Portugal’s borders agency SEF has warned that illegal trafficking networks may be ready to start bringing Syrian migrants to Portugal.
Diário de Notícias claims SEF is “worried” that Portugal could start being used by criminal gangs as “a giratory plate” for entry into Europe.
As opposed to bringing migrants in via the sea, networks could start bringing them in overland, explains the paper.
Quoting a senior SEF official, DN says the agency’s fears are centred on migrants being picked up in vans “from places like Calais”.
To this end, Operation Bouquet has been going ahead in collaboration with French authorities, Europol and Eurojust – the structure that coordinates European justice – to crack down on traffickers before vans and trucks reach national soil.
Last week, ten “key figures” in an “important network” trafficking illegal immigrants from India and Pakistan were arrested – at least one of which was detained in Portugal.
Bouquet’s objective, said the paper, was “to prevent these networks dedicating themselves to a new line of business”, namely transporting Syrians.
DN stressed that traffickers “ask anything from €500 to €6000” to bring illegal aliens into Europe. It all depends on choice of destination as to how much people are charged.
“The UK and Germany, for instance, are more expensive than Spain and Portugal”. But “Portugal has a strategic importance”, the SEF source told the paper.
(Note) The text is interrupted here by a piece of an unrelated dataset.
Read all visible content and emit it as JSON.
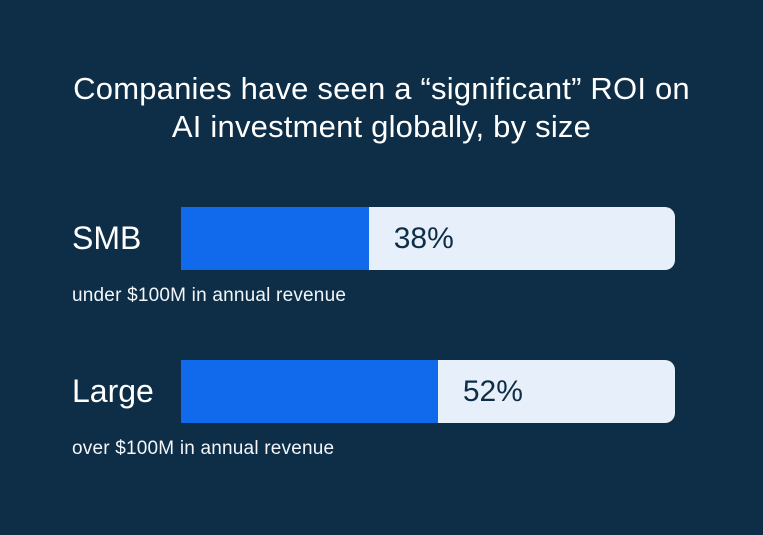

“Many people try to regularize their situation in Portugal before going on to other places in central and northern Europe, where they settle”.
“Our preoccupation, for Portugal and other countries in the EU, is to prevent illegal immigration networks from bringing in Syrian refugees”, he stressed.
Bouquet’s latest arrests went ahead in France, Portugal and Italy last week and follow investigations that have been ongoing for two years.
Last year’s RASI (Portugal’s annual report on internal security) “mentioned” how Portugal was used by people trafficking networks to bring Indians, Pakistanis and Nepalese into the country who then went on to get residence permits on the basis of fraudulent contracts “overwhelmingly” issued by “restaurants, and commercial and agricultural companies”.
Refugee crisis sparks fears over organ trafficking
As Portugal prepares to receive up to 5000 refugees through official channels, the president of Portugal’s transplantation society has warned that the ongoing crisis affecting fleeing populations “could increase the illegal trafficking of organs in Europe”.
Talking in Lisbon on Friday, Fernando Macário said the situation in Portugal is, for now, “residual”.
People needing a transplant who choose trafficked organs “are almost always rich” and “buy from someone in a miserable situation”.
In the main, Portuguese people travel to countries like “the Philippines, China, India and Pakistan” to receive their organs.
Numbers are “very small” – on average only one case per year – due to the fact that “we do not have many people with the capacity and financial means” necessary, and because there is a “reasonable” level of donors in Portugal.
But all this could change “with the wave of refugees in situations of economic hardship”, he warned, stressing “a problem detected in Syrian refugees who had been persuaded to sell their organs in Libya”.
“This new phase” (the arrival of refugees into Portugal) could “lend itself” to more situations where financially-strapped immigrants are persuaded to donate their organs”, he said.
“The weakest link is always the donor, and there are no scruples within the trafficking networks”.
Fernando Macário was speaking at a conference in the Calouste Gulbenkian Foundation, in Lisbon, to mark the World Day for Organ Donation and Transplantation.